Thanks to pre-elections (
KUDU-1365), slow UpdateConsensus calls on a single follower don't disturb the whole tablet by calling elections. However, sometimes I see situations where one or more followers are constantly calling pre-elections, and only rarely, if ever, overflowing their service queues. Occasionally, in 3x replicated tablets, the followers will get "lucky" and detect a leader failure at around the same time, and an election will happen.
This background instability has caused bugs like
KUDU-2343 that should be rare to occur pretty frequently, plus the extra RequestConsensusVote RPCs add a little more stress on the consensus service and on replicas' consensus locks. It also spams the logs, since there's no generally no exponential backoff for these pre-elections because there's a successful heartbeat in between them.
It seems like we can get into the situation where the average number of in-flight consensus requests is constant over time, so on average we are processing each heartbeat in less than the heartbeat interval, however some heartbeats take longer. Since UpdateConsensus calls to a replica are serialized, a few of these in a row trigger the failure detector, despite the follower receiving every heartbeat in a timely manner and responding successfully eventually (and on average in a timely manner).

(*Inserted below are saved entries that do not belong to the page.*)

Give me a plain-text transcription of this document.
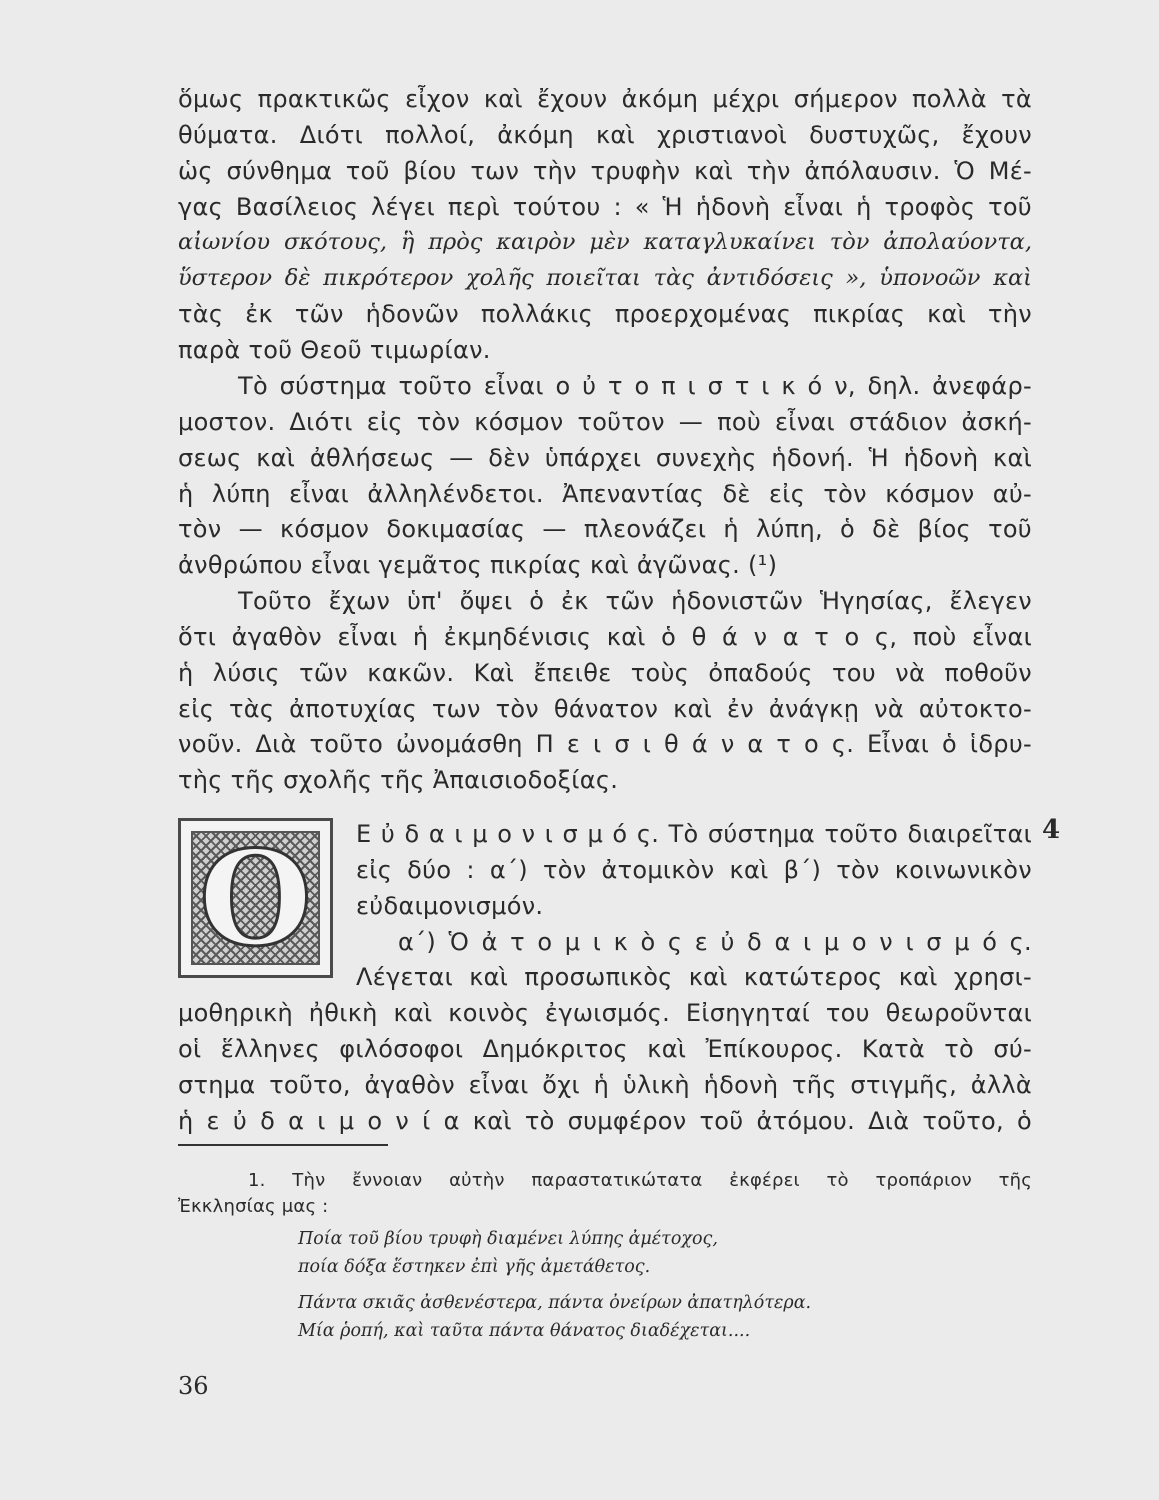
ὅμως πρακτικῶς εἶχον καὶ ἔχουν ἀκόμη μέχρι σήμερον πολλὰ τὰ
θύματα. Διότι πολλοί, ἀκόμη καὶ χριστιανοὶ δυστυχῶς, ἔχουν
ὡς σύνθημα τοῦ βίου των τὴν τρυφὴν καὶ τὴν ἀπόλαυσιν. Ὁ Μέ-
γας Βασίλειος λέγει περὶ τούτου : « Ἡ ἡδονὴ εἶναι ἡ τροφὸς τοῦ
αἰωνίου σκότους, ἣ πρὸς καιρὸν μὲν καταγλυκαίνει τὸν ἀπολαύοντα,
ὕστερον δὲ πικρότερον χολῆς ποιεῖται τὰς ἀντιδόσεις », ὑπονοῶν καὶ
τὰς ἐκ τῶν ἡδονῶν πολλάκις προερχομένας πικρίας καὶ τὴν
παρὰ τοῦ Θεοῦ τιμωρίαν.
Τὸ σύστημα τοῦτο εἶναι ο ὐ τ ο π ι σ τ ι κ ό ν, δηλ. ἀνεφάρ-
μοστον. Διότι εἰς τὸν κόσμον τοῦτον — ποὺ εἶναι στάδιον ἀσκή-
σεως καὶ ἀθλήσεως — δὲν ὑπάρχει συνεχὴς ἡδονή. Ἡ ἡδονὴ καὶ
ἡ λύπη εἶναι ἀλληλένδετοι. Ἀπεναντίας δὲ εἰς τὸν κόσμον αὐ-
τὸν — κόσμον δοκιμασίας — πλεονάζει ἡ λύπη, ὁ δὲ βίος τοῦ
ἀνθρώπου εἶναι γεμᾶτος πικρίας καὶ ἀγῶνας. (¹)
Τοῦτο ἔχων ὑπ' ὄψει ὁ ἐκ τῶν ἡδονιστῶν Ἡγησίας, ἔλεγεν
ὅτι ἀγαθὸν εἶναι ἡ ἐκμηδένισις καὶ ὁ θ ά ν α τ ο ς, ποὺ εἶναι
ἡ λύσις τῶν κακῶν. Καὶ ἔπειθε τοὺς ὀπαδούς του νὰ ποθοῦν
εἰς τὰς ἀποτυχίας των τὸν θάνατον καὶ ἐν ἀνάγκῃ νὰ αὐτοκτο-
νοῦν. Διὰ τοῦτο ὠνομάσθη Π ε ι σ ι θ ά ν α τ ο ς. Εἶναι ὁ ἱδρυ-
τὴς τῆς σχολῆς τῆς Ἀπαισιοδοξίας.
4
O	Ε ὐ δ α ι μ ο ν ι σ μ ό ς. Τὸ σύστημα τοῦτο διαιρεῖται
εἰς δύο : α΄) τὸν ἀτομικὸν καὶ β΄) τὸν κοινωνικὸν
εὐδαιμονισμόν.
α΄) Ὁ ἀ τ ο μ ι κ ὸ ς ε ὐ δ α ι μ ο ν ι σ μ ό ς.
Λέγεται καὶ προσωπικὸς καὶ κατώτερος καὶ χρησι-
μοθηρικὴ ἠθικὴ καὶ κοινὸς ἐγωισμός. Εἰσηγηταί του θεωροῦνται
οἱ ἕλληνες φιλόσοφοι Δημόκριτος καὶ Ἐπίκουρος. Κατὰ τὸ σύ-
στημα τοῦτο, ἀγαθὸν εἶναι ὄχι ἡ ὑλικὴ ἡδονὴ τῆς στιγμῆς, ἀλλὰ
ἡ ε ὐ δ α ι μ ο ν ί α καὶ τὸ συμφέρον τοῦ ἀτόμου. Διὰ τοῦτο, ὁ
1. Τὴν ἔννοιαν αὐτὴν παραστατικώτατα ἐκφέρει τὸ τροπάριον τῆς
Ἐκκλησίας μας :
Ποία τοῦ βίου τρυφὴ διαμένει λύπης ἀμέτοχος,
ποία δόξα ἕστηκεν ἐπὶ γῆς ἀμετάθετος.
Πάντα σκιᾶς ἀσθενέστερα, πάντα ὀνείρων ἀπατηλότερα.
Μία ῥοπή, καὶ ταῦτα πάντα θάνατος διαδέχεται....
36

It'd be nice to prevent these worthless pre-elections. A couple of ideas:
1. Separately calculate a backoff for failed pre-elections, and reset it when a pre-election succeeds or more generally when there's an election.
2. Don't count the time the follower is executing UpdateConsensus against the failure detector. Mike Percy suggested stopping the failure detector during UpdateReplica() and resuming it when the function returns.
3. Move leader failure detection out-of-band of UpdateConsensus entirely.